Richard A. Oppel Jr. and Eric Schmitt, while acknowledging that platoon medic Josh Cornelison "and another soldier who spoke on the record have been discussing Sergeant Bergdahl widely in the news media," failed to reference anything specific they have said, and ignored an appearance by six of them on Megyn Kelly's Fox News program on Thursday. Perhaps that's because they knew that their editorial board had contended on Thursday that such media appearances were "arranged" by "Republican operatives," thereby somehow tainting everything the soldiers have said. Excerpts from the Times pair's report follow (bolds and numbered tags are mine):
Bergdahl Was in Unit Known for Its Troubles
The platoon was, an American military official would assert years later, “raggedy.”
On their tiny, remote base, in a restive sector of eastern Afghanistan at an increasingly violent time of the war, they were known to wear bandannas and cutoff T-shirts. Their crude observation post was inadequately secured, a military review later found. Their first platoon leader, and then their first platoon sergeant, were replaced relatively early in the deployment because of problems. [1]

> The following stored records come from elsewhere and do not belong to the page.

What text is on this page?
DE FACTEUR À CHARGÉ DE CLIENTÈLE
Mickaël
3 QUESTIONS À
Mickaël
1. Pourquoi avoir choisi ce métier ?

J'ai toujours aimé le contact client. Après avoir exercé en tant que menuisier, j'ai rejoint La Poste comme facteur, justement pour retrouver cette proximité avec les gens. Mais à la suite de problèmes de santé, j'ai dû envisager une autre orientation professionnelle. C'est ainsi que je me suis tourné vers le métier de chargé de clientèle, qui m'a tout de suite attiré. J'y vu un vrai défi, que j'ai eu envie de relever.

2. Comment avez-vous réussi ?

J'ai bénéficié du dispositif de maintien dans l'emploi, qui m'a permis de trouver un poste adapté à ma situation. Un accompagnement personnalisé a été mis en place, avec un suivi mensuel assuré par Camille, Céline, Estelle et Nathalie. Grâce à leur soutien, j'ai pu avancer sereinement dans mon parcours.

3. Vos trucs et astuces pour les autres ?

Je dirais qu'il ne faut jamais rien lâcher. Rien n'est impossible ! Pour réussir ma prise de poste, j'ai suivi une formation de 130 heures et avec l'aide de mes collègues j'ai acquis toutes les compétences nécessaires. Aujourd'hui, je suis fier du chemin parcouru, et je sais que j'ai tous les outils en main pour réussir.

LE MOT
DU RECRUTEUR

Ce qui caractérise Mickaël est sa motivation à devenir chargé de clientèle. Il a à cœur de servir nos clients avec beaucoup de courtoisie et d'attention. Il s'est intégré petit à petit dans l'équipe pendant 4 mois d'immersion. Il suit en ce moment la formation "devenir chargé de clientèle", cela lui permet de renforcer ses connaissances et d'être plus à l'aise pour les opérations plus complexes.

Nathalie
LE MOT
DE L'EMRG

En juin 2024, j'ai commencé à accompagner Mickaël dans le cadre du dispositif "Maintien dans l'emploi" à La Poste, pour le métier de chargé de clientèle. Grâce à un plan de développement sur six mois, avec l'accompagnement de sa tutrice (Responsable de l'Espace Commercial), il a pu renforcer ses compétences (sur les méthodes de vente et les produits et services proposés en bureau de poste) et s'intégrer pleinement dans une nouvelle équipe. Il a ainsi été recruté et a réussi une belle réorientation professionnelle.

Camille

... In the years since Sergeant Bergdahl’s capture by the Taliban, and even more since his release last week in a contentious prisoner exchange for five Taliban fighters, much has been written suggesting that he was a misfit soldier in something of a misfit platoon that stumbled through its first months in Afghanistan and might have made it too easy for him to walk away, as his fellow soldiers say he did. [2]
Indeed, an internal Army investigation into the episode concluded that the platoon suffered from lapses in discipline and security in the period before Sergeant Bergdahl — a private first class at the time who was promoted while in captivity — disappeared into Paktika Province, two officials briefed on the report said.
But their problems in many ways reflected those of the Pentagon’s strategy writ large across Afghanistan at that moment of the war. The platoon was sent to a remote location with too few troops to seriously confront an increasingly aggressive insurgency, [3] which controlled many villages in the region.
... As they settled into their wartime routines in the spring of 2009, the soldiers of Second Platoon knew that they controlled little more than what they could survey from their outposts, several members of the platoon said.
... To many of those soldiers, Sergeant Bergdahl was viewed as standoffish or eccentric, smoking a pipe instead of spitting tobacco, as so many soldiers do, and reading voraciously when others napped or watched videos. But he was not isolated from his platoon mates, some said. And while he was, like other soldiers in the platoon, often disappointed or confused by their mission in Paktika, some of his peers also said that Sergeant Bergdahl seemed enthusiastic about fighting, particularly after the platoon was ambushed several weeks before his disappearance.
... they vehemently disputed reports that implied he had seen a vehicle from his unit run over an Afghan child, which Sergeant Bergdahl had apparently told his parents in an email before his disappearance. That never happened, his fellow soldiers said.
... “He said, ‘What would it look like if I got lost in the mountains?’ ” Mr. (fellow platoon member Gerald) Sutton recalled him saying. “ ‘Do you think I could make it to China or India on foot?’ I genuinely thought he was just kidding.” [4]
Notes:
[1] — If "leadership" was the problem, why didn't everybody "disappear"? Why is it that only Bergdahl, as the Times pair described it later, "slipped off the base"?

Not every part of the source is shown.